Parents should realize that fighting or arguing in front of the kids have a lot of adverse effects. They may be young and innocent, but their behavior is mostly dependent on how adults act around them.
5 Adverse Effects Of Fighting Or Arguing In Front Of The Kids:
Our home is our comfort zone. It is a place where we feel at peace and safe. This feeling is much more for the kids as they most likely don’t know many places. Home is where they know love and care from their parents, and they look forward to nothing but happiness.
When father and mother fight in front of the kids, they will get a feeling of insecurity because fighting exposes them to trouble. They become acquainted with disturbance and disorder.

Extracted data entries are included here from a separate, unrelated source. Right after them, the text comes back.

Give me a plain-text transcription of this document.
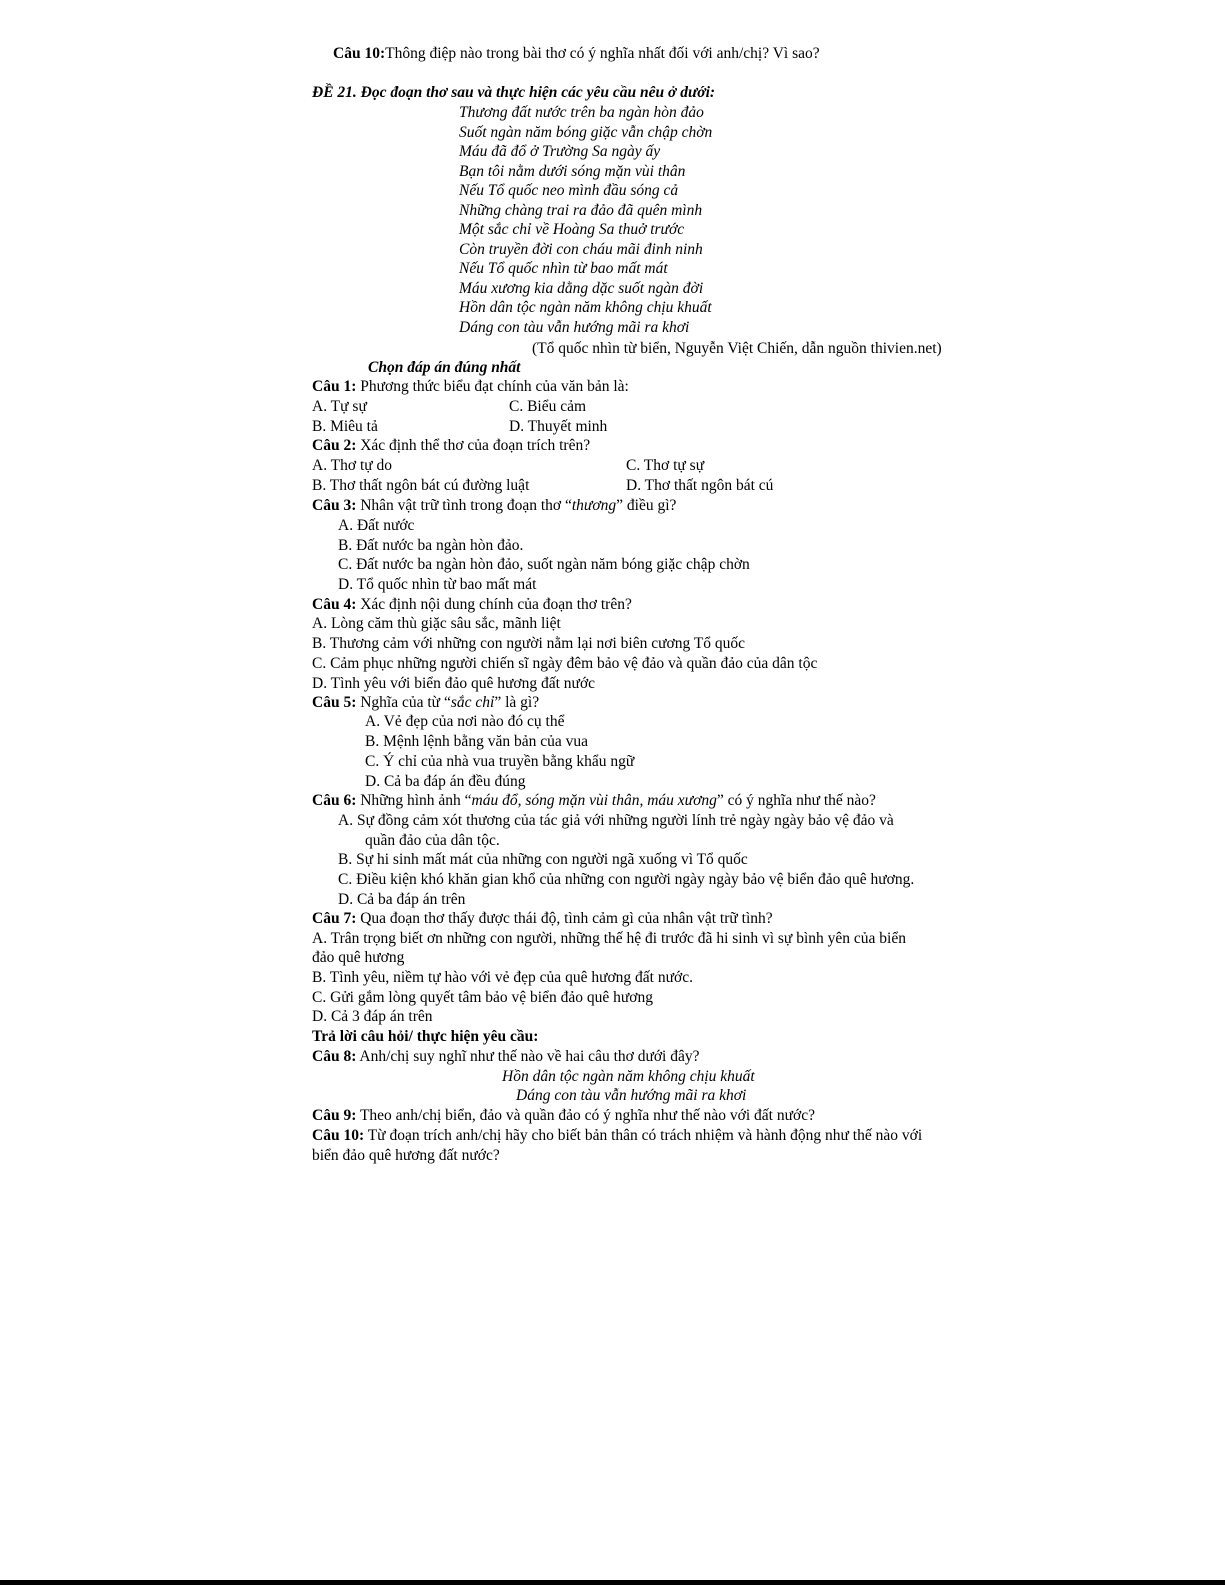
Câu 10:Thông điệp nào trong bài thơ có ý nghĩa nhất đối với anh/chị? Vì sao?
ĐỀ 21. Đọc đoạn thơ sau và thực hiện các yêu cầu nêu ở dưới:
Thương đất nước trên ba ngàn hòn đảo
Suốt ngàn năm bóng giặc vẫn chập chờn
Máu đã đổ ở Trường Sa ngày ấy
Bạn tôi nằm dưới sóng mặn vùi thân
Nếu Tổ quốc neo mình đầu sóng cả
Những chàng trai ra đảo đã quên mình
Một sắc chỉ về Hoàng Sa thuở trước
Còn truyền đời con cháu mãi đinh ninh
Nếu Tổ quốc nhìn từ bao mất mát
Máu xương kia dằng dặc suốt ngàn đời
Hồn dân tộc ngàn năm không chịu khuất
Dáng con tàu vẫn hướng mãi ra khơi
(Tổ quốc nhìn từ biển, Nguyễn Việt Chiến, dẫn nguồn thivien.net)
Chọn đáp án đúng nhất
Câu 1: Phương thức biểu đạt chính của văn bản là:
A. Tự sự	C. Biểu cảm
B. Miêu tả	D. Thuyết minh
Câu 2: Xác định thể thơ của đoạn trích trên?
A. Thơ tự do	C. Thơ tự sự
B. Thơ thất ngôn bát cú đường luật	D. Thơ thất ngôn bát cú
Câu 3: Nhân vật trữ tình trong đoạn thơ “thương” điều gì?
A. Đất nước
B. Đất nước ba ngàn hòn đảo.
C. Đất nước ba ngàn hòn đảo, suốt ngàn năm bóng giặc chập chờn
D. Tổ quốc nhìn từ bao mất mát
Câu 4: Xác định nội dung chính của đoạn thơ trên?
A. Lòng căm thù giặc sâu sắc, mãnh liệt
B. Thương cảm với những con người nằm lại nơi biên cương Tổ quốc
C. Cảm phục những người chiến sĩ ngày đêm bảo vệ đảo và quần đảo của dân tộc
D. Tình yêu với biển đảo quê hương đất nước
Câu 5: Nghĩa của từ “sắc chỉ” là gì?
A. Vẻ đẹp của nơi nào đó cụ thể
B. Mệnh lệnh bằng văn bản của vua
C. Ý chỉ của nhà vua truyền bằng khẩu ngữ
D. Cả ba đáp án đều đúng
Câu 6: Những hình ảnh “máu đổ, sóng mặn vùi thân, máu xương” có ý nghĩa như thế nào?
A. Sự đồng cảm xót thương của tác giả với những người lính trẻ ngày ngày bảo vệ đảo và
quần đảo của dân tộc.
B. Sự hi sinh mất mát của những con người ngã xuống vì Tổ quốc
C. Điều kiện khó khăn gian khổ của những con người ngày ngày bảo vệ biển đảo quê hương.
D. Cả ba đáp án trên
Câu 7: Qua đoạn thơ thấy được thái độ, tình cảm gì của nhân vật trữ tình?
A. Trân trọng biết ơn những con người, những thế hệ đi trước đã hi sinh vì sự bình yên của biển
đảo quê hương
B. Tình yêu, niềm tự hào với vẻ đẹp của quê hương đất nước.
C. Gửi gắm lòng quyết tâm bảo vệ biển đảo quê hương
D. Cả 3 đáp án trên
Trả lời câu hỏi/ thực hiện yêu cầu:
Câu 8: Anh/chị suy nghĩ như thế nào về hai câu thơ dưới đây?
Hồn dân tộc ngàn năm không chịu khuất
Dáng con tàu vẫn hướng mãi ra khơi
Câu 9: Theo anh/chị biển, đảo và quần đảo có ý nghĩa như thế nào với đất nước?
Câu 10: Từ đoạn trích anh/chị hãy cho biết bản thân có trách nhiệm và hành động như thế nào với
biển đảo quê hương đất nước?
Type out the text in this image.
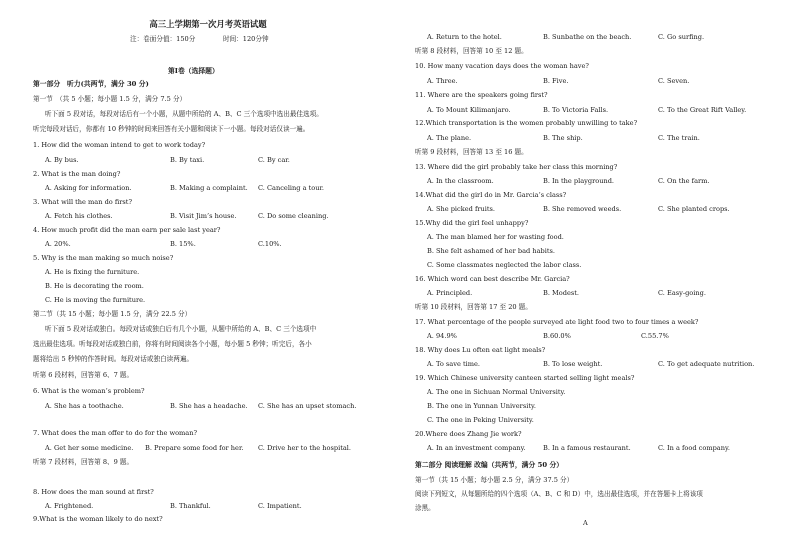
高三上学期第一次月考英语试题
注：卷面分值：150分	时间：120分钟
第Ⅰ卷（选择题）
第一部分　听力(共两节，满分 30 分)
第一节　（共 5 小题；每小题 1.5 分，满分 7.5 分）
听下面 5 段对话，每段对话后有一个小题，从题中所给的 A、B、C 三个选项中选出最佳选项。
听完每段对话后，你都有 10 秒钟的时间来回答有关小题和阅读下一小题。每段对话仅读一遍。
1. How did the woman intend to get to work today?
A. By bus.	B. By taxi.	C. By car.
2. What is the man doing?
A. Asking for information.	B. Making a complaint. C. Canceling a tour.
3. What will the man do first?
A. Fetch his clothes.	B. Visit Jim’s house.	C. Do some cleaning.
4. How much profit did the man earn per sale last year?
A. 20%.	B. 15%.	C.10%.
5. Why is the man making so much noise?
A. He is fixing the furniture.
B. He is decorating the room.
C. He is moving the furniture.
第二节（共 15 小题；每小题 1.5 分，满分 22.5 分）
听下面 5 段对话或独白。每段对话或独白后有几个小题，从题中所给的 A、B、C 三个选项中
选出最佳选项。听每段对话或独白前，你将有时间阅读各个小题，每小题 5 秒钟；听完后，各小
题将给出 5 秒钟的作答时间。每段对话或独白读两遍。
听第 6 段材料，回答第 6、7 题。
6. What is the woman’s problem?
A. She has a toothache.	B. She has a headache. C. She has an upset stomach.
7. What does the man offer to do for the woman?
A. Get her some medicine. B. Prepare some food for her. C. Drive her to the hospital.
听第 7 段材料，回答第 8、9 题。
8. How does the man sound at first?
A. Frightened.	B. Thankful.	C. Impatient.
9.What is the woman likely to do next?
A. Return to the hotel.	B. Sunbathe on the beach.	C. Go surfing.
听第 8 段材料，回答第 10 至 12 题。
10. How many vacation days does the woman have?
A. Three.	B. Five.	C. Seven.
11. Where are the speakers going first?
A. To Mount Kilimanjaro.	B. To Victoria Falls.	C. To the Great Rift Valley.
12.Which transportation is the women probably unwilling to take?
A. The plane.	B. The ship.	C. The train.
听第 9 段材料，回答第 13 至 16 题。
13. Where did the girl probably take her class this morning?
A. In the classroom.	B. In the playground.	C. On the farm.
14.What did the girl do in Mr. Garcia’s class?
A. She picked fruits.	B. She removed weeds.	C. She planted crops.
15.Why did the girl feel unhappy?
A. The man blamed her for wasting food.
B. She felt ashamed of her bad habits.
C. Some classmates neglected the labor class.
16. Which word can best describe Mr. Garcia?
A. Principled.	B. Modest.	C. Easy-going.
听第 10 段材料，回答第 17 至 20 题。
17. What percentage of the people surveyed ate light food two to four times a week?
A. 94.9%	B.60.0%	C.55.7%
18. Why does Lu often eat light meals?
A. To save time.	B. To lose weight.	C. To get adequate nutrition.
19. Which Chinese university canteen started selling light meals?
A. The one in Sichuan Normal University.
B. The one in Yunnan University.
C. The one in Peking University.
20.Where does Zhang Jie work?
A. In an investment company.	B. In a famous restaurant.	C. In a food company.
第二部分 阅读理解 改编（共两节，满分 50 分）
第一节（共 15 小题；每小题 2.5 分，满分 37.5 分）
阅读下列短文，从每题所给的四个选项（A、B、C 和 D）中，选出最佳选项，并在答题卡上将该项
涂黑。
A
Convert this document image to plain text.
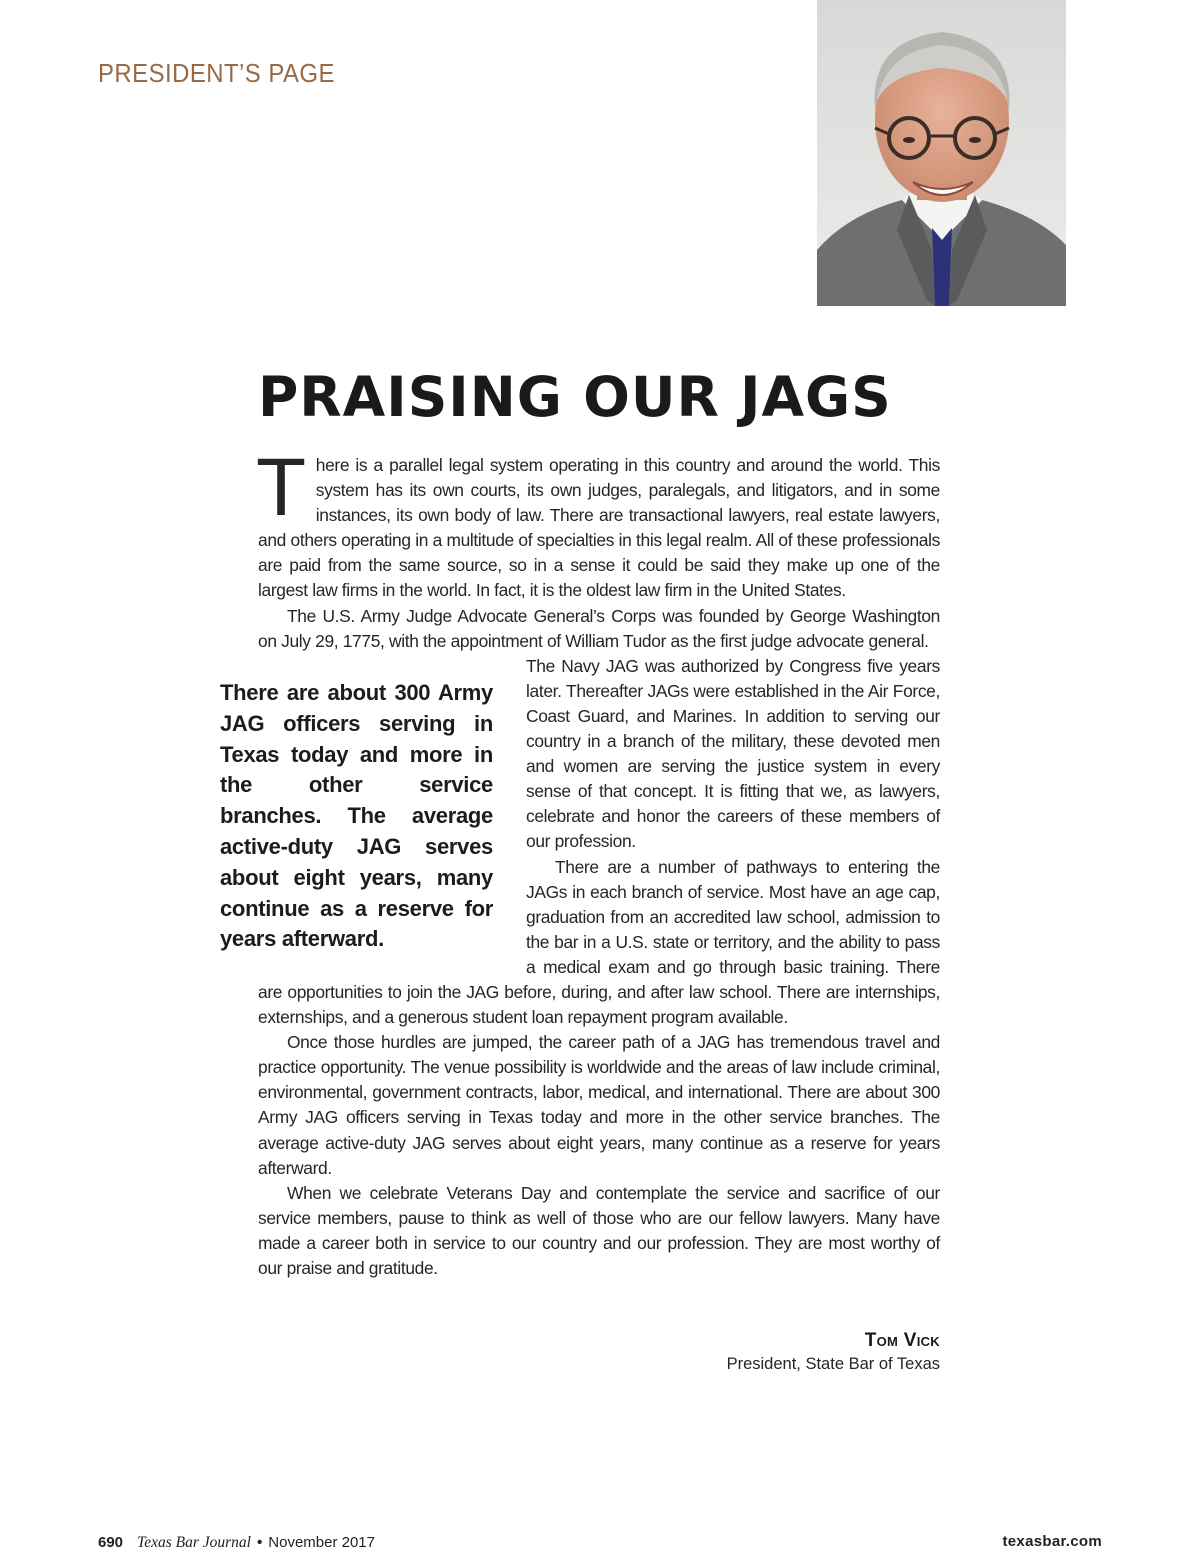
PRESIDENT’S PAGE
PRAISING OUR JAGS

There is a parallel legal system operating in this country and around the world. This system has its own courts, its own judges, paralegals, and litigators, and in some instances, its own body of law. There are transactional lawyers, real estate lawyers, and others operating in a multitude of specialties in this legal realm. All of these professionals are paid from the same source, so in a sense it could be said they make up one of the largest law firms in the world. In fact, it is the oldest law firm in the United States.

The U.S. Army Judge Advocate General’s Corps was founded by George Washington on July 29, 1775, with the appointment of William Tudor as the first judge advocate general.

The Navy JAG was authorized by Congress five years later. Thereafter JAGs were established in the Air Force, Coast Guard, and Marines. In addition to serving our country in a branch of the military, these devoted men and women are serving the justice system in every sense of that concept. It is fitting that we, as lawyers, celebrate and honor the careers of these members of our profession.

There are a number of pathways to entering the JAGs in each branch of service. Most have an age cap, graduation from an accredited law school, admission to the bar in a U.S. state or territory, and the ability to pass a medical exam and go through basic training. There are opportunities to join the JAG before, during, and after law school. There are internships, externships, and a generous student loan repayment program available.

Once those hurdles are jumped, the career path of a JAG has tremendous travel and practice opportunity. The venue possibility is worldwide and the areas of law include criminal, environmental, government contracts, labor, medical, and international. There are about 300 Army JAG officers serving in Texas today and more in the other service branches. The average active-duty JAG serves about eight years, many continue as a reserve for years afterward.

When we celebrate Veterans Day and contemplate the service and sacrifice of our service members, pause to think as well of those who are our fellow lawyers. Many have made a career both in service to our country and our profession. They are most worthy of our praise and gratitude.

There are about 300 Army JAG officers serving in Texas today and more in the other service branches. The average active-duty JAG serves about eight years, many continue as a reserve for years afterward.
Tom Vick
President, State Bar of Texas
690 Texas Bar Journal • November 2017	texasbar.com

Kids should not be troubled with adult affairs, but when parents fight in front of them, they tend to overthink or weigh the situation. Why are they fighting? Whose fault could it be? They ask these questions and eventually think that they need to choose sides.
This kind of situation is difficult for kids. They love both their parents, and it is not okay to think less of the other and have to love one more than another.
Kids should be playing, having fun, laughing, or simply be kids. When father and mother often fight in front of them, they tend to lose their sense of innocence and optimism. They are pressured to understand a situation that is beyond their fragile mind.
For children, life is simple. When you love someone, you don’t hurt, make them mad or cry. So when parents fight, this context becomes complicated.
There are times when kids are pushed to take sides. Even though they do not understand the situation, they would probably give in and take the side of whoever comes up to them and talk about the conflict. They then afterward would feel guilty about having had to take sides.
However, never should a child be forced or persuaded to choose sides. They should not be bothered with any misunderstanding or conflicts that the parents may have.
- Mental Health Issue
When kids continually witness a fight between their parents, especially when there is violence involved, they are prone to mental health issues like anxiety and depression. Their development is different compared to those who live in a harmonious home.
According to Alice Schermerhorn, PhD, “Compared with abuse and neglect, inter-parental conflict is a less severe, less traumatic experience, but it is also more prevalent, and therefore has implications for a larger portion of the population.”
Kids who witness constant fights may show aggression and bad behavior. They lose the significance of love, peace, and harmony, and they tend to show less concern to others.
Parents get too comfortable at home and the kids. Sometimes, they think that the children are their possession, and they have every right to act the way they want anyhow. But as much as parents have the power over their children, they have an absolute duty to make sure that children grow up to be the best that they can be. So fighting in front of the kids is a blatant display of irresponsibility.
Laura Markham, PhD, wrote that, “children benefit from seeing healthy disagreements. Even when tempers get a little hot, if you can resolve things quickly and your children see you repair and reconnect, you’re modeling the resilience of relationships. So by all means, go ahead and work through differences that come up with your partner in front of your kids. But remember that as soon as your disagreement disintegrates into disrespect or yelling, you’re way out of the healthy zone.”